Das frage ich mich auch. Eigentlich liegt es im Interesse von uns Ärzten, diesem neuen Krankheitsbild auf die Spur zu kommen und es nicht vorschnell in die „Psycho-Schublade“ zu packen. Vielleicht ist es ein Problem, dass unsere Medizin so stark in Fachrichtungen aufgegliedert ist. Ein Syndrom, das sich hier nicht einfach einsortieren lässt, kommt deshalb wohl bei keiner Disziplin so richtig an. Gängige psychosomatische Konzepte passen hier nicht gut, weil sie eben von einer vornehmlich psychischen Ursache der Beschwerden ausgehen. Und wenn Betroffene dem widersprechen, wird ihnen das als Beleg für ihre Uneinsichtigkeit vorgehalten. Auch wenn wir Beschwerden noch nicht erklären können, ist es im Zweifelsfall doch angemessen, den Patienten einfach zu glauben, die gerade ihre Erfahrungen mit dieser neuen Erkrankung machen müssen.

Welche Auswirkungen hat die Stigmatisierung von Long-Covid-Erkrankten?

Im Ergebnis erhalten viele Betroffene keine angemessene Beratung und nicht die bestmögliche Therapie. Ich sehe deshalb auch die Gefahr, dass sich Menschen von der Medizin abwenden und auf alternative Heiler ausweichen. Die vermitteln zwar den Eindruck, sie ernst zu nehmen, therapeutisch haben sie aber nichts anzubieten. Stigmatisierung geht auch von Ämtern aus, wenn die sich nicht ausreichend mit der Krankheit befasst haben. Wir müssen davon ausgehen, dass Long-Covid-Erkrankten Leistungen vorenthalten werden, weil man ihnen ihre Beschwerden nicht glaubt. Auch am Arbeitsplatz treffen Betroffene auf Unverständnis. Es bräuchte zum Beispiel dringend Handreichungen für Arbeitgeber, wie sie Menschen mit Long Covid wiedereingliedern können, ohne sie zu überfordern.

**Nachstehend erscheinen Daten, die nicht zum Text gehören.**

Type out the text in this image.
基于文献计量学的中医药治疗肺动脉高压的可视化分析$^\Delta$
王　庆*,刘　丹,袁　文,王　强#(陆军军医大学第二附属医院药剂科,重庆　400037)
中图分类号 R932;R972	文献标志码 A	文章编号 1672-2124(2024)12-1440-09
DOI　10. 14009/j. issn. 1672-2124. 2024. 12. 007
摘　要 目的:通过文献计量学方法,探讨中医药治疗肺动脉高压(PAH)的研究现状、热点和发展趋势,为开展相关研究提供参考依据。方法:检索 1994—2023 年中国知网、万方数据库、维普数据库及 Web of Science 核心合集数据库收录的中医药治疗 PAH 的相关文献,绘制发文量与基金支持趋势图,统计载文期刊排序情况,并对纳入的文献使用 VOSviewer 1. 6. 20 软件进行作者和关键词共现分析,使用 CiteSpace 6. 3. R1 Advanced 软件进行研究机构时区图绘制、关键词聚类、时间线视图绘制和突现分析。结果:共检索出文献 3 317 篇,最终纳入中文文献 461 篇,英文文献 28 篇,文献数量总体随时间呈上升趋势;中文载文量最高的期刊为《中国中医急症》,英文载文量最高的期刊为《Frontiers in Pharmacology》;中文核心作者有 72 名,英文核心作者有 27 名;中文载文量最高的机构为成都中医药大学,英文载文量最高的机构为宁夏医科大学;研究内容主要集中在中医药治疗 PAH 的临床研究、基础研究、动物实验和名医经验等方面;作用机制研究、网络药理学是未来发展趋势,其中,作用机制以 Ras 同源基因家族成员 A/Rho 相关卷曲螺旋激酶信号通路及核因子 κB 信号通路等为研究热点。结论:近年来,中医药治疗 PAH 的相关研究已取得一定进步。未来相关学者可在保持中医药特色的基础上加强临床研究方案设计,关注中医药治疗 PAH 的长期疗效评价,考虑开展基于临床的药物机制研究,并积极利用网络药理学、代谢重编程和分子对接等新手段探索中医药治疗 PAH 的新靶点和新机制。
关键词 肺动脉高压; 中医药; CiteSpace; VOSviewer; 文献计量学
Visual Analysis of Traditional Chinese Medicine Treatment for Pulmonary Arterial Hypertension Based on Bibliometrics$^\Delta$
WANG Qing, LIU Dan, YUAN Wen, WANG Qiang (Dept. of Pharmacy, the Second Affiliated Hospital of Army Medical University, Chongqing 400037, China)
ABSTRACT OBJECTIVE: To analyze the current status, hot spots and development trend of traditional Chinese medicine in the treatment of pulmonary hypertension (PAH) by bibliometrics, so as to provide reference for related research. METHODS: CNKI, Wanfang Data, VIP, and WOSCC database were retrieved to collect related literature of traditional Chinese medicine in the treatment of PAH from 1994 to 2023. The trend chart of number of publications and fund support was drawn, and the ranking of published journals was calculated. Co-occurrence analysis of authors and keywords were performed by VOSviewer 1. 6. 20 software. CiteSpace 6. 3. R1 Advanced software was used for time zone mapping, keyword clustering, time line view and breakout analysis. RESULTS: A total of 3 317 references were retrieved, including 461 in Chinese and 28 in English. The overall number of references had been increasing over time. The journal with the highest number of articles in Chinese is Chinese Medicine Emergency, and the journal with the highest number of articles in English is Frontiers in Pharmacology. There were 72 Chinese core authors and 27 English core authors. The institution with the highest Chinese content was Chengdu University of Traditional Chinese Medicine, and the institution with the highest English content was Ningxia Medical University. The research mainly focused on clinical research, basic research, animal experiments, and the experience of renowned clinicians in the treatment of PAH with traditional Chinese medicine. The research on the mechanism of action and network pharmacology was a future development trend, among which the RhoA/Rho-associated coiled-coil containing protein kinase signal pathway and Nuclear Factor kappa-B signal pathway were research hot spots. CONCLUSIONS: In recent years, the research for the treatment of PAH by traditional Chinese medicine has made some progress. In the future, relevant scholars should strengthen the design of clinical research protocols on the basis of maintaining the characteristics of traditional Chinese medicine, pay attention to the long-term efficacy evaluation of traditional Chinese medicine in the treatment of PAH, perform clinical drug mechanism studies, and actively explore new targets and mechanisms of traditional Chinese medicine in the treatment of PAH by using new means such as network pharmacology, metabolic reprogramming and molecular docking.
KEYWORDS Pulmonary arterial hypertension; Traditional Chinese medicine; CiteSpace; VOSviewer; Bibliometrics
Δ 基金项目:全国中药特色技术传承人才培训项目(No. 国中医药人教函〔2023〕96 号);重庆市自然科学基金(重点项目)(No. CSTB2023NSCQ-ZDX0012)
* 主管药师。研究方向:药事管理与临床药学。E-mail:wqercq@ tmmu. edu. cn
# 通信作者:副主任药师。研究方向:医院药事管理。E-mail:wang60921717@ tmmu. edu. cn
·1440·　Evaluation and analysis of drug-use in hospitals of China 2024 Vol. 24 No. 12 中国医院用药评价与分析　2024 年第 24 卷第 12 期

Politisch wird ebenfalls über Long Covid gestritten, etwa über die richtige Höhe von Geldern für die Forschung und Therapie. Spielen Stigmata auch in dieser Debatte eine Rolle?

Die Gefahr besteht. Long Covid ist eine häufige und zugleich neue Erkrankung, es besteht also die große Chance, dass wir noch vieles herausfinden, was den Menschen helfen kann. Die Forschung zu fördern erscheint mir naheliegend und dringend notwendig. Polemiken helfen da nicht.

Was lässt sich der Stigmatisierung entgegensetzen?

Klassischerweise gibt es drei Strategien: Protest, Edukation und Kontakt. Von psychischen Krankheiten weiß man, dass Kontakt am besten funktioniert: Wer Betroffene kennenlernt, hinterfragt plötzlich seine Vorstellungen von einer Erkrankung. Bei Long Covid sind wahrscheinlich alle drei Strategien nötig. Medien sollten genau hinhören, was Menschen mit dieser Erkrankung erleben. Wir Mediziner müssen darüber aufklären, dass sich zum Beispiel ihre Form der Erschöpfung deutlich von einer landläufigen Erschöpfung unterscheidet. Und dass es durchaus kognitive Tests und einfache Untersuchungen etwa der Handkraft gibt, die spezifisch auf Long Covid hinweisen. Ohne den Protest der Menschen stünde es um die Anerkennung dieses Syndroms wahrscheinlich noch viel schlechter. Es gehört zu den zweischneidigen Erlebnissen, dass das Protestieren von manchen dann wieder gegen die Menschen verwendet wird, nach dem Motto: So erschöpft können die ja nicht sein.